Humans may hate winter, but animals dislike it even more

A painted bunting, which is usually far south this time of year, snacks in Bowie.
A painted bunting, which is usually far south this time of year, snacks in Bowie. (Photo By Bill Hubick)
By John Kelly
Wednesday, February 17, 2010

I know what you think of the snow. You hate it. But what do our local animals think? Has anyone thought to ask them?

Bill Peters of Dunkirk, Md., said his two Labrador retrievers, Fred and Wilma, are, like most humans around these parts, sick of the snow. Oh sure, they liked it at first -- romping, frolicking, even, occasionally, gamboling -- but once it got over shoulder height, it complicated every dog's favorite pastime.

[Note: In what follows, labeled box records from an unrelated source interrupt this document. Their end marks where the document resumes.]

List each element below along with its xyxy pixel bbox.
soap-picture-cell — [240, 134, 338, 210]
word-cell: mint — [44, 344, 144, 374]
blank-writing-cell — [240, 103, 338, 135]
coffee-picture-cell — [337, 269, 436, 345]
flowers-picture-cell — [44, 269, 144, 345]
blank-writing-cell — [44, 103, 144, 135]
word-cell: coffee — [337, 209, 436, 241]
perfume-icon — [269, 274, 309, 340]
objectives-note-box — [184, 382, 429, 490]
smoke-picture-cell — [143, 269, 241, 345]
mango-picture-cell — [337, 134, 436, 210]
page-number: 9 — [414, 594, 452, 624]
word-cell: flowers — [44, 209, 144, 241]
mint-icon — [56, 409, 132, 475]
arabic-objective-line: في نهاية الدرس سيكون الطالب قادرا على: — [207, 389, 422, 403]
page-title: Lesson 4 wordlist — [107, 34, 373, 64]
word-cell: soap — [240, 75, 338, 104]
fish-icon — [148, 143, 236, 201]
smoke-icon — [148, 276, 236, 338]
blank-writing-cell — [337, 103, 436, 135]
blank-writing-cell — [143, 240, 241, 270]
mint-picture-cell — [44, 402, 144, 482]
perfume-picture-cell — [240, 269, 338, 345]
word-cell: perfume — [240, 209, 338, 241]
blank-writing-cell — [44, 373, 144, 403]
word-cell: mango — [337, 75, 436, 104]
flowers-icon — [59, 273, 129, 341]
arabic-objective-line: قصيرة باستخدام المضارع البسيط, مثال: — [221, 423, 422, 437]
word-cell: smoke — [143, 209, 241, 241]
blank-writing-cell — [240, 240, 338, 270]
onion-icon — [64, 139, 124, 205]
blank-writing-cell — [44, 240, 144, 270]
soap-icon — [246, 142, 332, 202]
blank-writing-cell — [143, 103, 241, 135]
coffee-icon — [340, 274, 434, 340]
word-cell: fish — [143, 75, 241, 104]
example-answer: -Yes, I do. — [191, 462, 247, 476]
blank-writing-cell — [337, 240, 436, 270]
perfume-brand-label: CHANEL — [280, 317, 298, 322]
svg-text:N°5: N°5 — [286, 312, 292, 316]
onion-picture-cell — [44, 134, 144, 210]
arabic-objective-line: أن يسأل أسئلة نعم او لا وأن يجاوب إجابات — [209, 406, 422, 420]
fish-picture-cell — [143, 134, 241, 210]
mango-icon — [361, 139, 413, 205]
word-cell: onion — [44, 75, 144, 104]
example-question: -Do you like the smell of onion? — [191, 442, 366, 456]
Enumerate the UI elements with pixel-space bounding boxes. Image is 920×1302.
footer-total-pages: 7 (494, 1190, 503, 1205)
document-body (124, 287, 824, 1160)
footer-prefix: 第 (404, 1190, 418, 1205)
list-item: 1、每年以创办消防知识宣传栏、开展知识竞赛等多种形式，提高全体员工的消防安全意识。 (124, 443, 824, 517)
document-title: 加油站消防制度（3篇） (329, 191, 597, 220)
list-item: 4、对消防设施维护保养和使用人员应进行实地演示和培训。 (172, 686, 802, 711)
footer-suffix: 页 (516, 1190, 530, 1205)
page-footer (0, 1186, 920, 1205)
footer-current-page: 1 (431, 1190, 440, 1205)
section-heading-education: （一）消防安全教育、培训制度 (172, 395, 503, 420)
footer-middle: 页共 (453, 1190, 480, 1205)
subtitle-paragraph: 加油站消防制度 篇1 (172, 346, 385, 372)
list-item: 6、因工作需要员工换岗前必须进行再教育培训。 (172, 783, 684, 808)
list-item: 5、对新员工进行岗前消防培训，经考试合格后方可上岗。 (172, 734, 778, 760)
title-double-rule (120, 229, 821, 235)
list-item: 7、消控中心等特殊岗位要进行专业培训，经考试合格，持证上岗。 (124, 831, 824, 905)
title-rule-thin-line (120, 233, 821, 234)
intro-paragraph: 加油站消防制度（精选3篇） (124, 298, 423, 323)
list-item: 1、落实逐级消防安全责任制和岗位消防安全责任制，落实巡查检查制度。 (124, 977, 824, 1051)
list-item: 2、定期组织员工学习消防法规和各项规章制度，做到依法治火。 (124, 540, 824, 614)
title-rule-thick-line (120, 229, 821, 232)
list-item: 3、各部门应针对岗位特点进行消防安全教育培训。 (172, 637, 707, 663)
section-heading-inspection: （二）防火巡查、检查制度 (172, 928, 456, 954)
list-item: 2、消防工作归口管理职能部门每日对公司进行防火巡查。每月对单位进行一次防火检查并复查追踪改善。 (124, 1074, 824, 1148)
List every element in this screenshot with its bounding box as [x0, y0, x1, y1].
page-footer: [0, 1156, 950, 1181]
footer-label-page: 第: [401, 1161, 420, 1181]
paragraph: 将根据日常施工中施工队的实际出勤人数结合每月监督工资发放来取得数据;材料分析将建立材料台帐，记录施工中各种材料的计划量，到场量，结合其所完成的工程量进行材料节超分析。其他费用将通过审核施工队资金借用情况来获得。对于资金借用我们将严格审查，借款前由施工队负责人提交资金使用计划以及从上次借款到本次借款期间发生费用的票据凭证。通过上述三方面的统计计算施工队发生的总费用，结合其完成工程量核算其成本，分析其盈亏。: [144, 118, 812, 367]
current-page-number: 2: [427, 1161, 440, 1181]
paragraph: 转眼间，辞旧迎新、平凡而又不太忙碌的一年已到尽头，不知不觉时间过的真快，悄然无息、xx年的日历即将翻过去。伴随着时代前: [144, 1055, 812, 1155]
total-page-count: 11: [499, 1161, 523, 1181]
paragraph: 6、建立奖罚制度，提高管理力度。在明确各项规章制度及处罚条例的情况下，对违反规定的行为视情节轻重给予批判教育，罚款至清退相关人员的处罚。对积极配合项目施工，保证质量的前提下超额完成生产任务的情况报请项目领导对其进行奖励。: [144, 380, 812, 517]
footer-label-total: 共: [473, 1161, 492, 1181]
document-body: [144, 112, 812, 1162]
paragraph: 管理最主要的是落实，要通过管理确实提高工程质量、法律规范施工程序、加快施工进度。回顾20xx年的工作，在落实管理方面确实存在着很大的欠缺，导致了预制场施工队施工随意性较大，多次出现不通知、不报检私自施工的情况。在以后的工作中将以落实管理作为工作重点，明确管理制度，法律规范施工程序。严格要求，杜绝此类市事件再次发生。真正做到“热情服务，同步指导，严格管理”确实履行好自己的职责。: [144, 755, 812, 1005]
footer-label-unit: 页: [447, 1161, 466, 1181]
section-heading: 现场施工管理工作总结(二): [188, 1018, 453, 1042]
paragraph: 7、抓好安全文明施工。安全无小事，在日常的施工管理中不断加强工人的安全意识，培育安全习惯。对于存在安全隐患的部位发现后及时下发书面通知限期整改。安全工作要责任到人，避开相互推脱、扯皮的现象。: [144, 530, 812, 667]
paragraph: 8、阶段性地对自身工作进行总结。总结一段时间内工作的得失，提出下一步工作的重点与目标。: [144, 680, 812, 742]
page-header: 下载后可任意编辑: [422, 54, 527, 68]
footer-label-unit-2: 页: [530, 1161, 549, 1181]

The snow made the pair's usual backyard relief stations unreachable. Wrote Bill: "I've had to resort to 'trench warfare' in that I've had to dig various paths in the deep snow so that each can find a scented area that they would do their business in. They prefer to go in areas that they are comfortable in and each has a few to choose from normally.

"Indeed, if you were to visit, you'd think I had a paintball maze set up with no customers -- no splattered paint, just yellow and brown snow here and there."

If I were to visit? No thanks, Bill. As appealing as that sounds, I have my own Jackson Pollock Verdun in my back yard.

For wild animals, it's the other end of the digestive process that's been complicated by the snow. Birds especially are having a tough time finding food. This has been a good winter to have a bird feeder in the back yard.

"At a time like this, it really does make a difference for a lot of birds," said Greg Butcher, director of bird conservation for the National Audubon Society, who watches birds from his house in Reston. "The snow just completely covers a lot of natural food sources."

Ground-feeding birds such as white-throated sparrows and dark-eyed juncos typically look for weed seeds in grasses and shrubs, which are covered this year by a mantle of white. A feeder full of black oil sunflower seeds, mixed seed with millet or suet can be a lifesaver.

"People that are feeding birds are just loaded with birds at feeders," Greg said.

The season actually started slowly. "In November I was getting calls: 'Why aren't any birds coming to our bird feeders?' "

Part of the reason was that some birds -- pine siskins, purple finches, red-breasted nuthatches -- are irruptive species. Sometimes they spend the winter in Canada; sometimes they spend the winter here.

"This winter they all stayed up in Canada," Greg said. "They're probably happy they did. I think a lot of Canada is warmer than we are."